Im Mittelpunkt der GMW-Konformität steht ein strenges Prüfprogramm. Bei mechanischen Prüfungen werden die Zugfestigkeit und Dehnung von Kunststoffen und Gummi ermittelt, während bei Umweltprüfungen die Bauteile beschleunigten UV-Zyklen und hoher Luftfeuchtigkeit ausgesetzt werden. Komponenten im Motorraum werden zusätzlich auf ihre Beständigkeit gegenüber Ölen, Kraftstoffen und anderen aggressiven Fahrzeugflüssigkeiten geprüft. Dadurch wird sichergestellt, dass kritische Systeme unter den extremen Betriebsbedingungen eines Fahrzeugs nicht versagen.

Materialien für den Innenraum stehen vor besonderen Herausforderungen, darunter strenge Brandschutzanforderungen und Grenzwerte für flüchtige organische Verbindungen (VOC). Besonders bekannt sind die Geruchsausbreitungstests von GM, mit denen sichergestellt wird, dass Kunststoffe und Textilien im Innenraum keine unangenehmen oder gesundheitsschädlichen Gerüche abgeben.

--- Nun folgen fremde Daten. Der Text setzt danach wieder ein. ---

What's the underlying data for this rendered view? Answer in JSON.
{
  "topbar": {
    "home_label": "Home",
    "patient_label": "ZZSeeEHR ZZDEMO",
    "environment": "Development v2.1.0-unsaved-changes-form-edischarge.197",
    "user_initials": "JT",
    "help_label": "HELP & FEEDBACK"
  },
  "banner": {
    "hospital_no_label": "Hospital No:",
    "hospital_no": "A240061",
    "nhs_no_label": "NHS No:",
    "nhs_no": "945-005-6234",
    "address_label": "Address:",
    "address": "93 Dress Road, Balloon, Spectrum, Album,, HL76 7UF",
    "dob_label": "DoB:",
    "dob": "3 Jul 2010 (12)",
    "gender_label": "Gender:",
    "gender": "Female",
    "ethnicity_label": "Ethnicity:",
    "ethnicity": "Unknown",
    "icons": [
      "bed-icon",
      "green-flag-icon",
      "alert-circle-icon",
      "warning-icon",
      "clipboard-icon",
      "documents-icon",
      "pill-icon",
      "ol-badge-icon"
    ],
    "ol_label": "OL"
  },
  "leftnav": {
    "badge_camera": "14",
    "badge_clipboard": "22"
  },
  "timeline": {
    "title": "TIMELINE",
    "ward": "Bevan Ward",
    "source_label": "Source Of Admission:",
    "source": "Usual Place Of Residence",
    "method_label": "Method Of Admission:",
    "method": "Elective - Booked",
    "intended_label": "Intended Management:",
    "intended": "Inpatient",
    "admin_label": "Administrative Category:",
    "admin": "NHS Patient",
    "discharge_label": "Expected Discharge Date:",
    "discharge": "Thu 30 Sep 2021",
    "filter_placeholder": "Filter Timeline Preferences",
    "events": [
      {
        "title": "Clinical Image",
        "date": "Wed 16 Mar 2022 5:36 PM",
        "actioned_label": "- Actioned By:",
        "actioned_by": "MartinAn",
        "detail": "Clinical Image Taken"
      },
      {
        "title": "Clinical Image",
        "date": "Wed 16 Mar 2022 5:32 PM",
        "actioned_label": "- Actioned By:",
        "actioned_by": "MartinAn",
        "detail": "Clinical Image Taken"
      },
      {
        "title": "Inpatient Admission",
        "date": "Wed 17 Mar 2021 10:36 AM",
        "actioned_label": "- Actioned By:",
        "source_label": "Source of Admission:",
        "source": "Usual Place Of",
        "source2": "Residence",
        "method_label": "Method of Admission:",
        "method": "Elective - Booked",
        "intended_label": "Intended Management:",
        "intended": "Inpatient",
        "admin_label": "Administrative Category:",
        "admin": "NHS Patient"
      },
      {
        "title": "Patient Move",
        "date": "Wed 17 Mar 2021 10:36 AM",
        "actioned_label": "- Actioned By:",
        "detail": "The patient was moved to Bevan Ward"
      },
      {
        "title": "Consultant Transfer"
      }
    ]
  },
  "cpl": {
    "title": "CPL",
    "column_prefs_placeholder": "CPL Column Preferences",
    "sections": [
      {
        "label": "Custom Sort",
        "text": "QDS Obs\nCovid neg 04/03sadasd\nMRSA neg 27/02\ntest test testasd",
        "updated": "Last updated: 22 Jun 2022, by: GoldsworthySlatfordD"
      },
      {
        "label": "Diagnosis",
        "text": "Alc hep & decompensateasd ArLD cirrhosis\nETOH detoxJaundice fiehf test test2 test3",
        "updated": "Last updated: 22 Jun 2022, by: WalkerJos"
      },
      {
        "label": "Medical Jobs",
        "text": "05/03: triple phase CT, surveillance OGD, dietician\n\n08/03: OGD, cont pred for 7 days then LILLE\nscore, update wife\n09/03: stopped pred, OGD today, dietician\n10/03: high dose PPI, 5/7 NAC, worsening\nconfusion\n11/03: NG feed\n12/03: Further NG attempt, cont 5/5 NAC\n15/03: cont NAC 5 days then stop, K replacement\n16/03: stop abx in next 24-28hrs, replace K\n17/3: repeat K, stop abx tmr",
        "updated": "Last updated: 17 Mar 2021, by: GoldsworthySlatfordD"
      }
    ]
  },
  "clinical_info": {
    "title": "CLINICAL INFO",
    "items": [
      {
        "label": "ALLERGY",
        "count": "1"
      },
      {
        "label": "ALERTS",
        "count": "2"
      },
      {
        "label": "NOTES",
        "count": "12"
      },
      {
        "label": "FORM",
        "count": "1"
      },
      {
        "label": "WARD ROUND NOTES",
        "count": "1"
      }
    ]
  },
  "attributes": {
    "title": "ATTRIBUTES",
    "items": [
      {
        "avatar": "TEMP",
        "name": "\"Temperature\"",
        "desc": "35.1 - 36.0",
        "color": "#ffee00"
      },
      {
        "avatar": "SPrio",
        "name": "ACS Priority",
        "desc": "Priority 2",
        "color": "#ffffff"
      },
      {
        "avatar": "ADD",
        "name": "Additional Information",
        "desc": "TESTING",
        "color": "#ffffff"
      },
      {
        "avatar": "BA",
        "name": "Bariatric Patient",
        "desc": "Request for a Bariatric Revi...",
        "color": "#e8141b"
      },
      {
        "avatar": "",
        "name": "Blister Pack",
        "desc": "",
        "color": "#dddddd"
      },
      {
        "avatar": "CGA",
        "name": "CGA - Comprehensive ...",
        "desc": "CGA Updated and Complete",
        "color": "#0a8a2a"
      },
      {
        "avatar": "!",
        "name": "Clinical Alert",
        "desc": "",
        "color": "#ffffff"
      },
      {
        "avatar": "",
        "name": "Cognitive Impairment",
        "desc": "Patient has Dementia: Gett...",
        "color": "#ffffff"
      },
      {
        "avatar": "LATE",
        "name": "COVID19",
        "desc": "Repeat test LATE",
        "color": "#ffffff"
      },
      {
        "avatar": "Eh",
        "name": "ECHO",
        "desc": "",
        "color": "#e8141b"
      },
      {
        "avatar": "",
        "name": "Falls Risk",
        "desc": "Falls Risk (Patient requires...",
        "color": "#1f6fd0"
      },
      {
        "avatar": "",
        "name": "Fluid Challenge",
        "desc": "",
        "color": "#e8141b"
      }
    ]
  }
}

Auch für die Außenlackierung gelten strenge Standards, die spezielle Prüfungen hinsichtlich der „Bildschärfe“ (DOI) und der Abriebfestigkeit vorschreiben, um sicherzustellen, dass die Lackierung des Fahrzeugs den Witterungseinflüssen standhält.

Über GM-Standards

Häufig gestellte Fragen

Wofür steht GMW?

GMW steht für „General Motors Worldwide“. Der Begriff bezieht sich auf die internen technischen Standards und Prüfverfahren, die GM anwendet, um die Qualität in seiner gesamten globalen Lieferkette sicherzustellen.

Wofür ist GM im Bereich der technischen Standards bekannt?

GM ist dafür bekannt, über eines der umfassendsten firmeneigenen Prüfprogramme der Automobilindustrie zu verfügen, insbesondere in den Bereichen Materialwissenschaft, Beschichtungen und Innenraumluftqualität.

Welche Arten von Materialien fallen unter die GM-Standards?

Die GMW-Normen decken praktisch alle Materialien in einem Fahrzeug ab, darunter Kunststoffe, Metalle, Textilien, Klebstoffe, Dichtungsmittel und sogar Flüssigkeiten wie Öl und Kraftstoff.

Sind die GM-Standards öffentlich zugänglich?

Nein, sie sind urheberrechtlich geschützt. Der Zugriff ist auf autorisierte Lieferanten und Partner beschränkt, die lizenzierte Plattformen nutzen müssen, um die Spezifikationen einzusehen und herunterzuladen.

Ist GM eine Normungsorganisation?

Nein. GM ist ein Automobilhersteller. Während Organisationen wie die ISO freiwillige Normen erstellen, handelt es sich bei den GMW-Standards um verbindliche interne Anforderungen, die GM seinen Zulieferern vorschreibt.